One thing I did really like was the ending. It actually reminded me a lot of Moana (if you've read this book and seen the movie, you'll know what I mean). There is a definite feminist bent to this book, too. Agony's friendship with Kasia is more developed than her attraction to Dragon, and in many ways, I felt like Kasia was a stronger heroine than Agony was. I also liked the Moana-like twist I hinted at earlier, and I also don't think it was a coincidence that Agony, a female mage, was the one to do what she did.

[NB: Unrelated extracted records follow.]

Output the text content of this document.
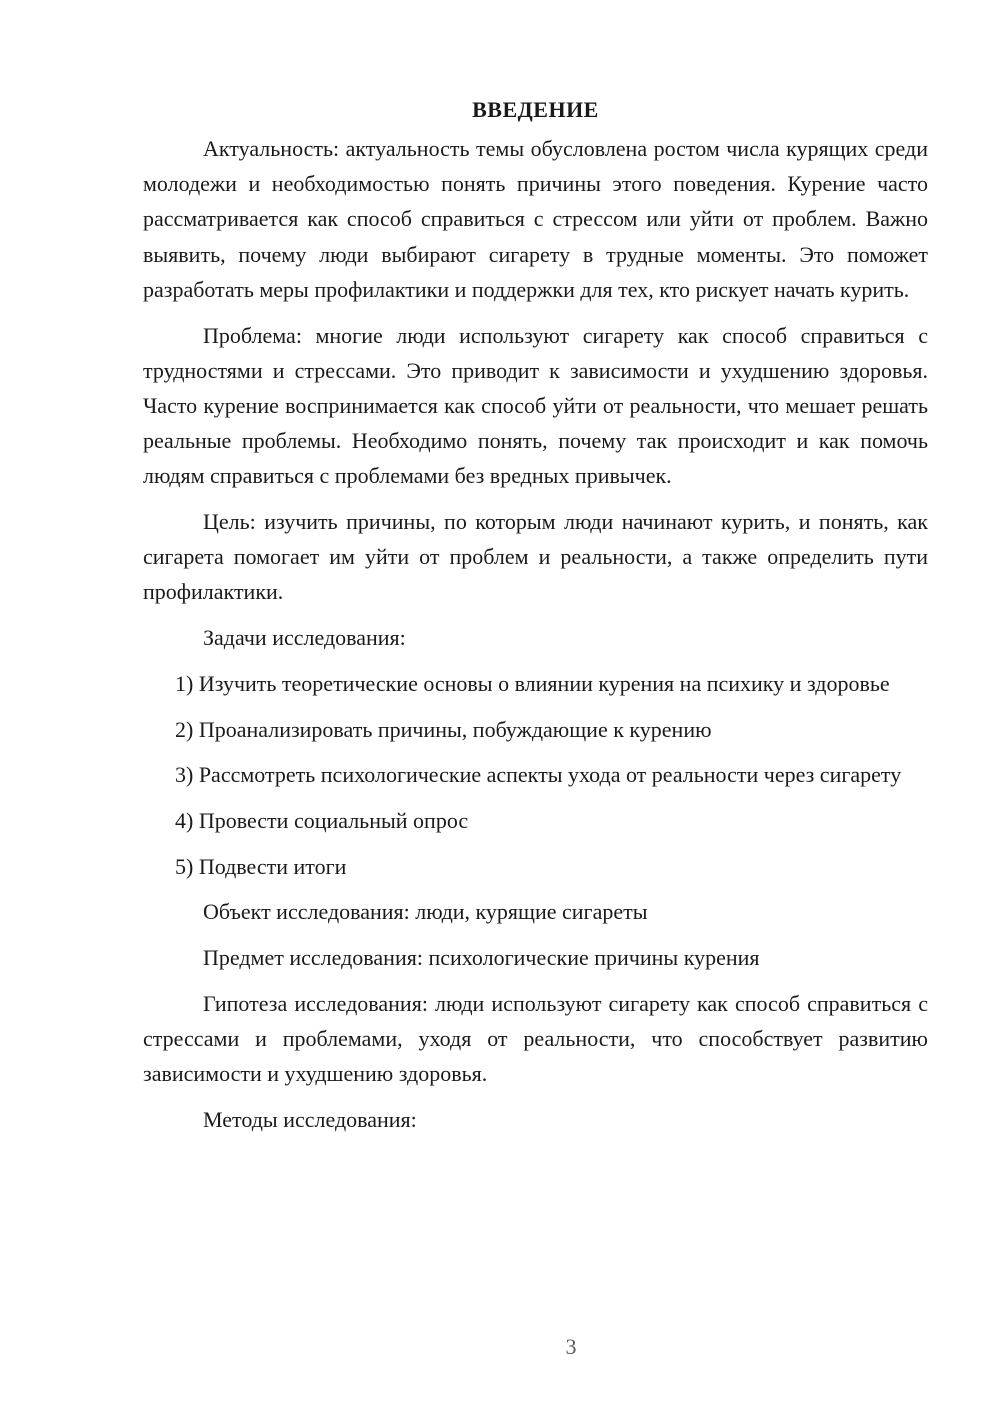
ВВЕДЕНИЕ

Актуальность: актуальность темы обусловлена ростом числа курящих среди молодежи и необходимостью понять причины этого поведения. Курение часто рассматривается как способ справиться с стрессом или уйти от проблем. Важно выявить, почему люди выбирают сигарету в трудные моменты. Это поможет разработать меры профилактики и поддержки для тех, кто рискует начать курить.

Проблема: многие люди используют сигарету как способ справиться с трудностями и стрессами. Это приводит к зависимости и ухудшению здоровья. Часто курение воспринимается как способ уйти от реальности, что мешает решать реальные проблемы. Необходимо понять, почему так происходит и как помочь людям справиться с проблемами без вредных привычек.

Цель: изучить причины, по которым люди начинают курить, и понять, как сигарета помогает им уйти от проблем и реальности, а также определить пути профилактики.

Задачи исследования:

1) Изучить теоретические основы о влиянии курения на психику и здоровье

2) Проанализировать причины, побуждающие к курению

3) Рассмотреть психологические аспекты ухода от реальности через сигарету

4) Провести социальный опрос

5) Подвести итоги

Объект исследования: люди, курящие сигареты

Предмет исследования: психологические причины курения

Гипотеза исследования: люди используют сигарету как способ справиться с стрессами и проблемами, уходя от реальности, что способствует развитию зависимости и ухудшению здоровья.

Методы исследования:

3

It reminded me of this Tweet I saw written by a survivor of abuse, who said that when she watched Moana, it made her think of the healing women can give each other in the aftermath of abuse, and the powerful bonds that form because of that sympathetic relationship. If Moana is an allegory for that, I think you could argue just as easily that UPROOTED is, as well.
That said, this book still had a lot of problems. Ultimately, I am glad I finished it, but it won't be topping any of my favorites lists, and I'm a little bewildered by all the unequivocal positive ratings. I'm intrigued enough that I'd be willing to check out her companion book set in the same universe, SPINNING SILVER. Novik has a style that's very similar to old school Diana Wynne Jones, and even though DWJ's books didn't always work out for me, I usually appreciated what she was trying to do.